Governments in business – it never works

While there may be no political or public appetite for the sale of Manitoba Hydro, we need to think very hard about the inefficiencies of Crown corporations and other quasi businesses run by governments.

Dorothy Dobbie
Issues in the News

Throughout Canada’s history, government has often turned over part of its responsibility to quasi enterprises called Crown corporations or Crown agencies. This is done for a number of reasons, often to find short-term efficiencies, sometimes for political reasons. Other times to do something that industry is not prepared to tackle alone.

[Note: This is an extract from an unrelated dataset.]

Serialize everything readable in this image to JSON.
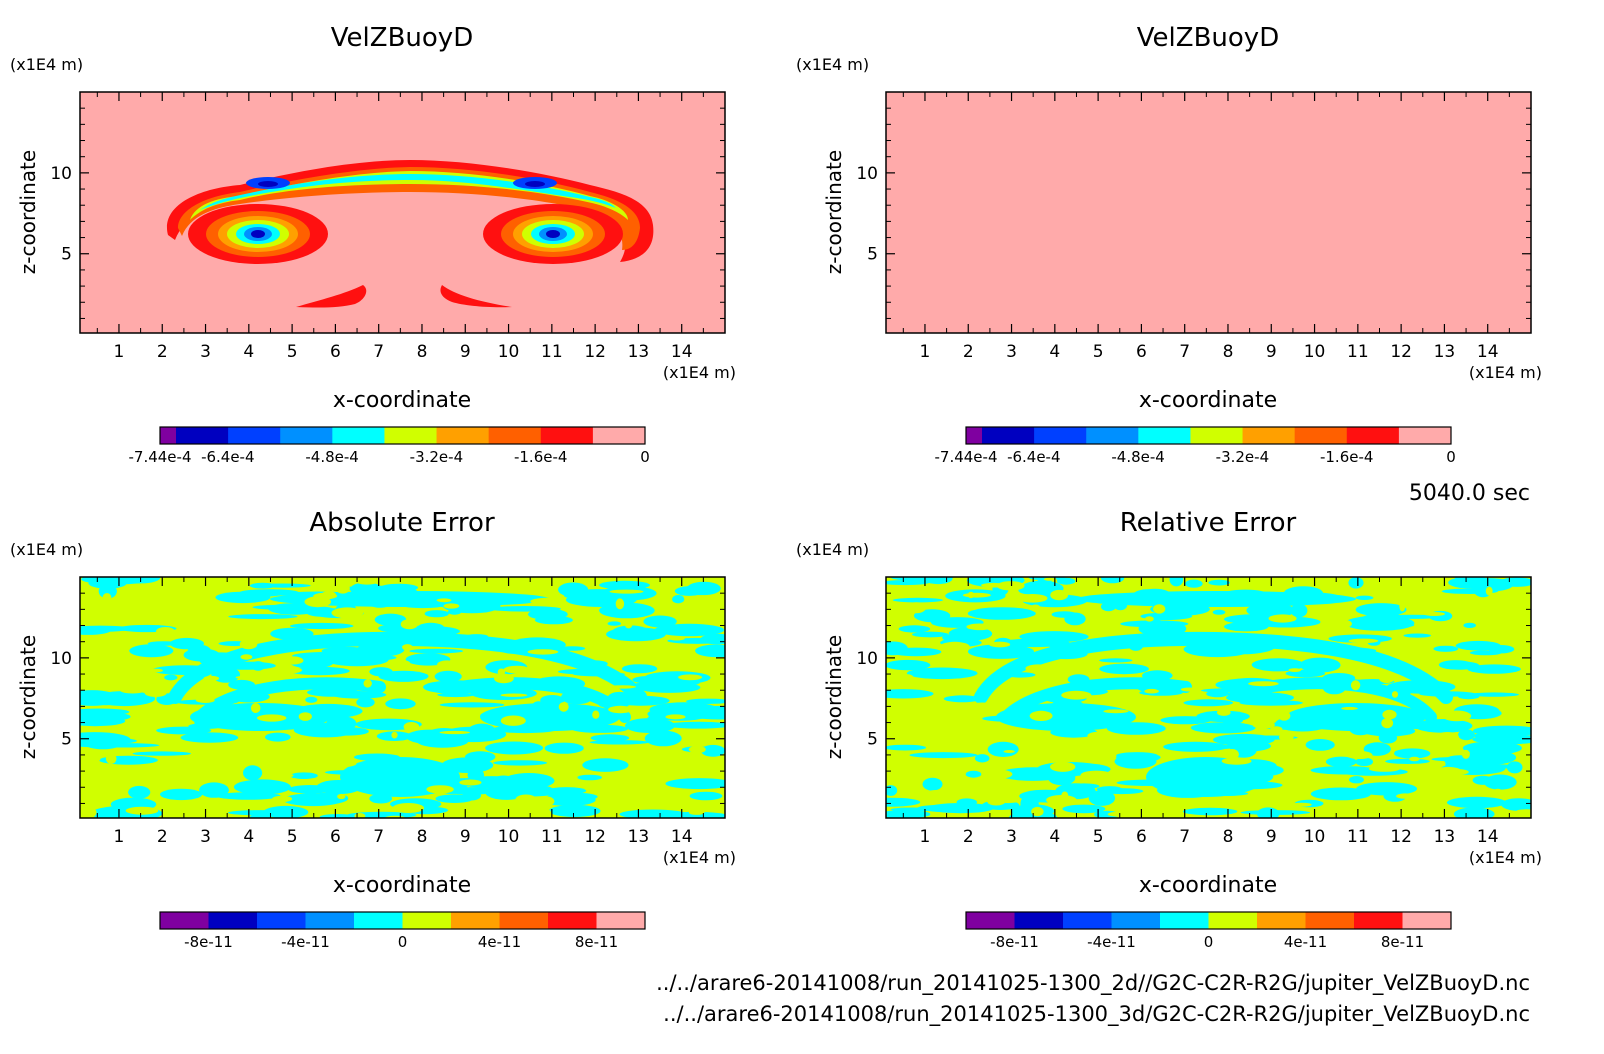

At Confederation, Canada inherited some state-owned rail lines, but it wasn’t until 1918 that the Canadian National Railway was formed to marry these Eastern enterprises with a ragtag of privately owned but failing companies in the sparsely populated West. Canadian National Railway became our first federal Crown corporation. At the provincial level, a number of Crowns had already been established, including Ontario Hydro and Alberta Telephones in 1906 and Saskatchewan Hydro in 1908, followed by a number of provincial liquor distribution Crowns created at the end of Prohibition.

There was another wave of Crown development in the forties: the federal Business Development Bank, Hydro Quebec and Saskatchewan Power all in 1944, followed by Saskatchewan Government Insurance in 1945. Manitoba Hydro and B.C. Hydro were created in 1961, among the first in a decade of increased Crown operation activity.

In the 1980s and nineties, a number of Crown corporations were privatized, including Air Canada, Petro Canada and, at the local level, Manitoba Telephones. This trend has continued into the 2000s as publicly owned enterprises collapsed under their own weight. Literally hundreds of Crowns have been privatized worldwide.

Due to a lack of ownership motivation, these taxpayer-supported enterprises tend to swell year over year. They also tend to compound mistakes rather than admitting them and changing course when necessary or – as in the case of Manitoba Hydro in the face of the United States energy market collapse – when circumstances dictate.

As William Niskanen in his book, Bureaucracy – servant or master? Lessons from America, pointed out, “Public choice theory suggests that managers of government-owned enterprises (and bureaucracies more generally) endeavour to maximize budgets, rather than efficiency, in order to promote their own income, power and prestige.”

“Income, power and prestige” are by no means minor motivators. Indeed, these three causes have undoubtedly contributed to such failure of enterprise as the electrical utility disasters across Canada (including Manitoba Hydro, Ontario Hydro and Newfoundland Hydro), the current Canada Revenue Agency harassment of small business to cover its inability to tax the mobile assets of the very rich, and the inefficiencies, high cost of service and lack of customer care at Crowns such as Canada Post.

Crown enterprises have a momentum that seems unstoppable. Citizens have the perception that they “own” the enterprise and that this is a matter for pride. Provincial Crowns pay no taxes, so the business may appear to have an advantage in profitability. (Looked at another way, however, government is actually losing tax revenue that could be gained through privatization.) Support for the agencies is further bolstered by the perception that taxpayers have already invested a great deal and that these assets would be lost should they be sold or shut down.

Why does all this matter to you?

  • Because we are currently faced with massive debt and unending losses at Manitoba Hydro.
  • Because the three provincial health authorities are in a state of total disarray and cannot reorganize effectively to reduce the high cost of operation without reducing services.
  • Because our Crown corporations have bloated administrations, inefficient operations and no effective oversight.
  • Because Crowns are often in unfair competition with the private sector.

The current government has begun to tackle this problem, quietly shutting down Green Manitoba, for example. But there is still much to be done. They have scrapped the Crown Corporations Council, which was previously mandated, but unable, to effectively oversee the activity of these agencies, and they have attempted to create a new system to improve accountability.

While this is commendable, the government might be better off appointing a body to examine the utility and necessity of each of the provincial Crowns and their subsidiaries, with a view to selling or otherwise disposing of them. At the same time, they should think very hard about adding any new such entities. Once the direct scrutiny of the legislature is removed, Crowns have a tendency to empire build, spending money on themselves rather than on the purpose for which they are formed.

These empires are costing us mightily with little return.